U.S. Tariffs on Chinese EVs Are a High-Stakes Gamble
The Biden Administration’s China policy has emerged over time to reveal an approach that is both harsh and diplomatic, combining high tariffs, export control restrictions, and bipartisan attacks on China’s intentions with a return to diplomacy and frequent visits of cabinet members to Beijing who articulate a U.S. China policy that is both self-interested and principled. This dichotomy was apparent this month with the first ever high-level dialogue on AI between U.S. and Chinese officials in Geneva and the announcement on May 14 of significant new tariffs on Chinese goods, including a 100 percent tariff on electric vehicles.
This two-pronged approach is reasonable given the stakes at hand. Moreover, it is revealing that the U.S. seeks dialogue and engagement in areas where it still leads but uses harsher policies in sectors where China already has the upper hand. The U.S. government’s defining principle on China, which Xi Jinping has resisted, is that of competition. This approach starts from the assumption that the U.S. and China are competing in every realm, but that each sector needs a targeted strategy to fit the nature and context of competition. America’s foreign policy toward China can no longer be simplified as “engagement” or “containment.” It depends on the sector. Artificial intelligence, where America still leads, lends itself to engagement and dialogue. On green energy, where China is clearly dominant, the U.S. turns to containment.

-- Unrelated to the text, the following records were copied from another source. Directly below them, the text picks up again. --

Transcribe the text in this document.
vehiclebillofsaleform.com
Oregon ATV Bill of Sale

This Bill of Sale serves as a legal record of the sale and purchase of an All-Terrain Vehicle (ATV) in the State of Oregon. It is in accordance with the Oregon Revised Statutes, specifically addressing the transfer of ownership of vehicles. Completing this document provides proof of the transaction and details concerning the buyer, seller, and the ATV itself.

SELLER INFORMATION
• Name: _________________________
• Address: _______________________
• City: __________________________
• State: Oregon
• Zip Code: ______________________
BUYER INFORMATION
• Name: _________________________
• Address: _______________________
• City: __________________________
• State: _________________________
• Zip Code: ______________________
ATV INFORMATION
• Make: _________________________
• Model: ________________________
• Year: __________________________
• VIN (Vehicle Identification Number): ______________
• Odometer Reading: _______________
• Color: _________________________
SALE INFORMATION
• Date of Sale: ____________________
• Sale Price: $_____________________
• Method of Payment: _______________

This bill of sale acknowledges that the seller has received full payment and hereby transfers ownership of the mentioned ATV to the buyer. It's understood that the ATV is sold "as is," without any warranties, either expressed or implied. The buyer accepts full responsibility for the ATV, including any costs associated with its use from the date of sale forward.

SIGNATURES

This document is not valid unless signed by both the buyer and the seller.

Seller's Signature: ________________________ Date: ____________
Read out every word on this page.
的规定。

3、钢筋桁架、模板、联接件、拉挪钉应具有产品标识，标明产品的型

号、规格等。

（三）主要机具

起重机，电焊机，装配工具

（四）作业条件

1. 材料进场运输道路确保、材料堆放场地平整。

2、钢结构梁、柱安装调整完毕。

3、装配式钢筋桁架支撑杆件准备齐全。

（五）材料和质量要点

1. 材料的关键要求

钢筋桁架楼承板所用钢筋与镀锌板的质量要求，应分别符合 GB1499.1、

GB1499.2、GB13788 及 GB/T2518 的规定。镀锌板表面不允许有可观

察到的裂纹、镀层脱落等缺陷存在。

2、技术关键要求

In the automotive industry, Biden’s high tariffs are intended to shut Chinese cars out of the U.S. market for the foreseeable future. It is a do-or-die moment for the industry, which contributes 3 percent of GDP and employs, directly or indirectly, nearly eight million American workers, many who live in battleground states that will be key to determining the winner of the next presidential election. It’s notable that this sector was once the quintessential area of economic engagement and “win-win” economic cooperation between the two countries. China’s industrial policy long required that foreign automotive companies invest in China only through joint ventures, so that Chinese state-owned enterprises could absorb superior foreign technology and management skills. Companies such as General Motors and Germany’s Volkswagen did very well in China as China’s middle class boomed and hundreds of millions of new drivers bought their first personal vehicles. However, China’s ambitions in the industry were never hidden. Its industrial policy was guided by the long-term goal of producing its own national champions—Chinese brands that could eventually go head-to-head against the foreign brands that were ensconced in China via the joint venture model. In 2009, after many decades of unsuccessful “catching up,” the Chinese government announced a new strategy of leapfrogging over the internal combustion engine technology that western firms dominated to focus on electric vehicles in the hope that Chinese firms could finally become leaders in the industry through mastery of a new technology.